Switching to Swift UI
Enter iOS and the Apple ecosystem.
With the announcement of SwiftUI we decided to take another look at the native iOS ecosystem and see if this could solve at least some of our issues. We would still be writing and supporting two code bases for our application but we would solve a few problems inherent with hybrid mobile apps. For example with React Native we spent countless hours upgrading minor versions as the native APIs changed. With Ionic we spent countless hours debugging issues with Cordova libraries.

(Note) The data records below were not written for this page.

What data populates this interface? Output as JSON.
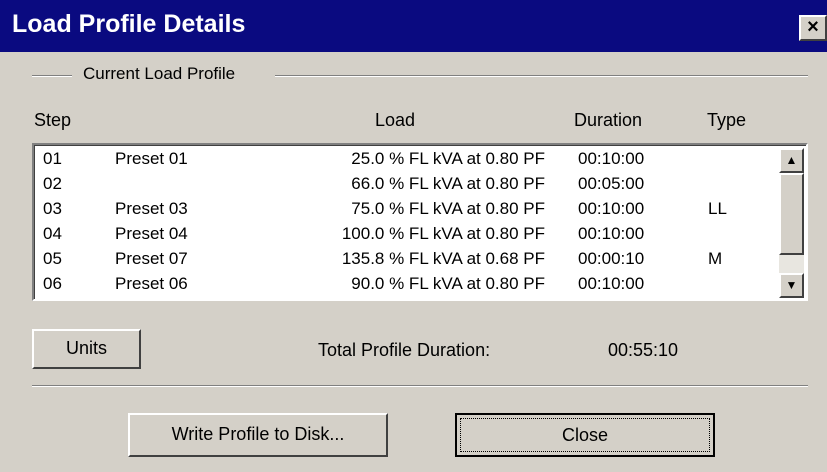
{
  "window": {
    "title": "Load Profile Details",
    "close_glyph": "×"
  },
  "group": {
    "label": "Current Load Profile"
  },
  "headers": {
    "step": "Step",
    "load": "Load",
    "duration": "Duration",
    "type": "Type"
  },
  "rows": [
    {
      "step": "01",
      "name": "Preset 01",
      "load": "25.0 % FL kVA at 0.80 PF",
      "duration": "00:10:00",
      "type": ""
    },
    {
      "step": "02",
      "name": "",
      "load": "66.0 % FL kVA at 0.80 PF",
      "duration": "00:05:00",
      "type": ""
    },
    {
      "step": "03",
      "name": "Preset 03",
      "load": "75.0 % FL kVA at 0.80 PF",
      "duration": "00:10:00",
      "type": "LL"
    },
    {
      "step": "04",
      "name": "Preset 04",
      "load": "100.0 % FL kVA at 0.80 PF",
      "duration": "00:10:00",
      "type": ""
    },
    {
      "step": "05",
      "name": "Preset 07",
      "load": "135.8 % FL kVA at 0.68 PF",
      "duration": "00:00:10",
      "type": "M"
    },
    {
      "step": "06",
      "name": "Preset 06",
      "load": "90.0 % FL kVA at 0.80 PF",
      "duration": "00:10:00",
      "type": ""
    }
  ],
  "scroll": {
    "up_glyph": "▲",
    "down_glyph": "▼"
  },
  "buttons": {
    "units": "Units",
    "write": "Write Profile to Disk...",
    "close": "Close"
  },
  "totals": {
    "label": "Total Profile Duration:",
    "value": "00:55:10"
  },
  "colors": {
    "titlebar": "#0a0a80",
    "face": "#d4d0c8"
  }
}
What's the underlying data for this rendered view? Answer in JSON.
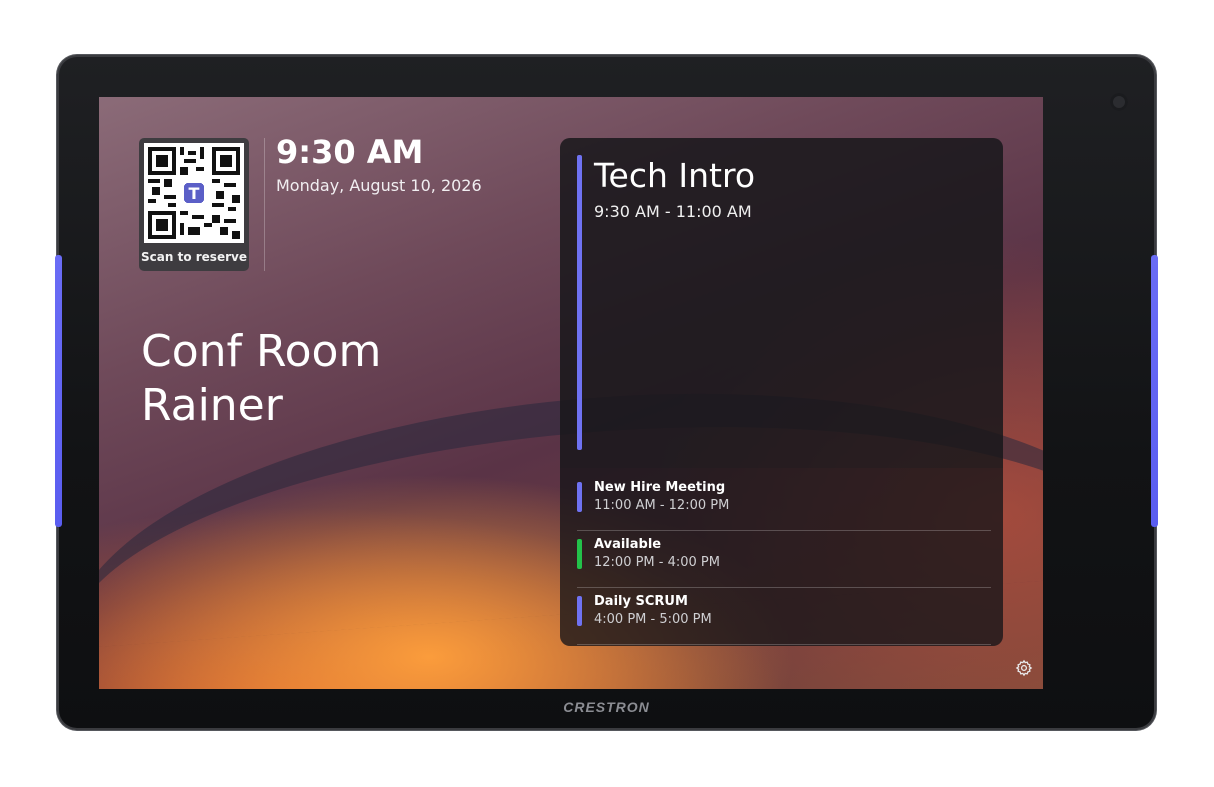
{
  "qr": {
    "label": "Scan to reserve"
  },
  "clock": {
    "time": "9:30 AM",
    "date": "Monday, August 10, 2026"
  },
  "room": {
    "name_line1": "Conf Room",
    "name_line2": "Rainer"
  },
  "current_meeting": {
    "title": "Tech Intro",
    "time": "9:30 AM - 11:00 AM",
    "accent": "#6f72f2"
  },
  "agenda": [
    {
      "name": "New Hire Meeting",
      "time": "11:00 AM - 12:00 PM",
      "color": "#6f72f2"
    },
    {
      "name": "Available",
      "time": "12:00 PM - 4:00 PM",
      "color": "#23c24a"
    },
    {
      "name": "Daily SCRUM",
      "time": "4:00 PM - 5:00 PM",
      "color": "#6f72f2"
    }
  ],
  "device": {
    "brand": "CRESTRON"
  },
  "icons": {
    "settings": "gear-icon",
    "camera": "camera-icon",
    "teams": "teams-logo"
  }
}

Not to mention performance issues on lower end devices.
Why Swift UI
This is by no means an exhaustive list of advantages, these are just some of the reasons we love SwiftUI.
- We no longer need to create complex storyboards and UIKit code.

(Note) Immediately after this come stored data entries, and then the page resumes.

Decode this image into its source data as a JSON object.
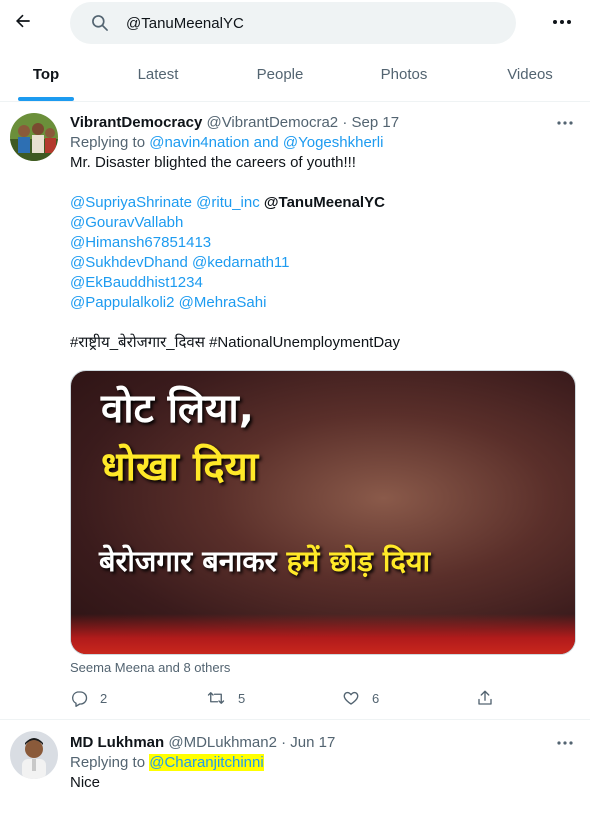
{
  "search": {
    "query": "@TanuMeenalYC"
  },
  "tabs": [
    "Top",
    "Latest",
    "People",
    "Photos",
    "Videos"
  ],
  "tweets": [
    {
      "name": "VibrantDemocracy",
      "handle": "@VibrantDemocra2",
      "date": "Sep 17",
      "replying_prefix": "Replying to",
      "replying_to": "@navin4nation and @Yogeshkherli",
      "text": "Mr. Disaster blighted the careers of youth!!!",
      "mention_lines": [
        [
          "@SupriyaShrinate",
          "@ritu_inc",
          "@TanuMeenalYC"
        ],
        [
          "@GouravVallabh"
        ],
        [
          "@Himansh67851413"
        ],
        [
          "@SukhdevDhand",
          "@kedarnath11"
        ],
        [
          "@EkBauddhist1234"
        ],
        [
          "@Pappulalkoli2",
          "@MehraSahi"
        ]
      ],
      "hashtags": "#राष्ट्रीय_बेरोजगार_दिवस #NationalUnemploymentDay",
      "image_text": {
        "line1": "वोट लिया,",
        "line2": "धोखा दिया",
        "line3a": "बेरोजगार बनाकर ",
        "line3b": "हमें छोड़ दिया"
      },
      "liked_by": "Seema Meena and 8 others",
      "stats": {
        "replies": "2",
        "retweets": "5",
        "likes": "6"
      }
    },
    {
      "name": "MD Lukhman",
      "handle": "@MDLukhman2",
      "date": "Jun 17",
      "replying_prefix": "Replying to",
      "replying_to": "@Charanjitchinni",
      "text": "Nice"
    }
  ],
  "colors": {
    "accent": "#1d9bf0",
    "secondary_text": "#536471",
    "highlight": "#ffff00"
  }
}
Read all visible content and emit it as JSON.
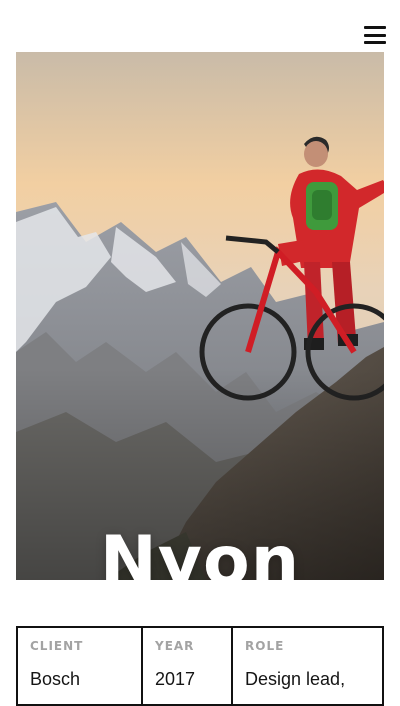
{
  "header": {
    "menu_icon": "hamburger-menu-icon"
  },
  "hero": {
    "title": "Nyon",
    "image_description_icon": "mountain-biker-photo"
  },
  "meta": {
    "client_label": "CLIENT",
    "client_value": "Bosch",
    "year_label": "YEAR",
    "year_value": "2017",
    "role_label": "ROLE",
    "role_value": "Design lead,"
  },
  "colors": {
    "border": "#111111",
    "label": "#a3a3a3",
    "text": "#151515",
    "title": "#ffffff"
  }
}
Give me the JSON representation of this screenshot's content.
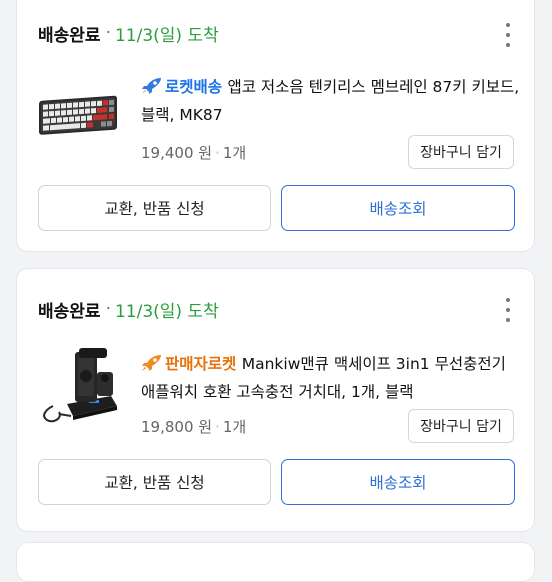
{
  "orders": [
    {
      "status": "배송완료",
      "dot": "·",
      "date": "11/3(일) 도착",
      "badge": "로켓배송",
      "product": "앱코 저소음 텐키리스 멤브레인 87키 키보드, 블랙, MK87",
      "price": "19,400 원",
      "qty": "1개",
      "cart_label": "장바구니 담기",
      "exchange_label": "교환, 반품 신청",
      "track_label": "배송조회"
    },
    {
      "status": "배송완료",
      "dot": "·",
      "date": "11/3(일) 도착",
      "badge": "판매자로켓",
      "product": "Mankiw맨큐 맥세이프 3in1 무선충전기 애플워치 호환 고속충전 거치대, 1개, 블랙",
      "price": "19,800 원",
      "qty": "1개",
      "cart_label": "장바구니 담기",
      "exchange_label": "교환, 반품 신청",
      "track_label": "배송조회"
    }
  ],
  "separator": "·",
  "colors": {
    "status_green": "#2c9d3d",
    "rocket_blue": "#1a73e8",
    "seller_orange": "#e8710a",
    "track_blue": "#2f6fd8"
  },
  "icons": {
    "more": "more-vertical-icon",
    "rocket": "rocket-icon"
  }
}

- With the standard SwiftUI elements like TextField, HStack and Spacer() we have a very
simple method to create the same components as the Vue applications.
- Easy to learn with simple syntax.
- It allows us to easily manage themes and the popular “Dark Mode”
- SwiftUI provides really easy to use state management with @State, @Binding,
@ObservedObject and @EnvironmentObject.
- Live Preview allows much easier work with the visual elements.
- SwiftUI will always produce a valid layout.
- Because we are writing a truly native application we no we shouldn’t run into any major
performance or stability issues.
Whilst SwiftUI is a major improvement over the standard UIKit and storyboard approach, there are still some major disadvantages. These are just a few of the issues we have:
- It supports only iOS 13 and Xcode 11.
- It’s still very young, so there isn’t much community help on Stack Overflow and other
- It doesn’t allow you to examine the view hierarchy in Xcode Previews which has meant
we end up building on the simulator.
- Working with Rest API’s can sometimes generate a ton of complex code.
Our Final Thoughts
Hopefully the above info has given you some insight into SwiftUI and where it may fit into your stack. Whilst it may seem like quite a challenge to get started, once you understand a few basics the development process does become fun! Right now we are planning to stick with SwiftUI as our Vue companion on iOS devices. Apple are looking to support PWA's more in the Safari browser but it’s likely to be some way off.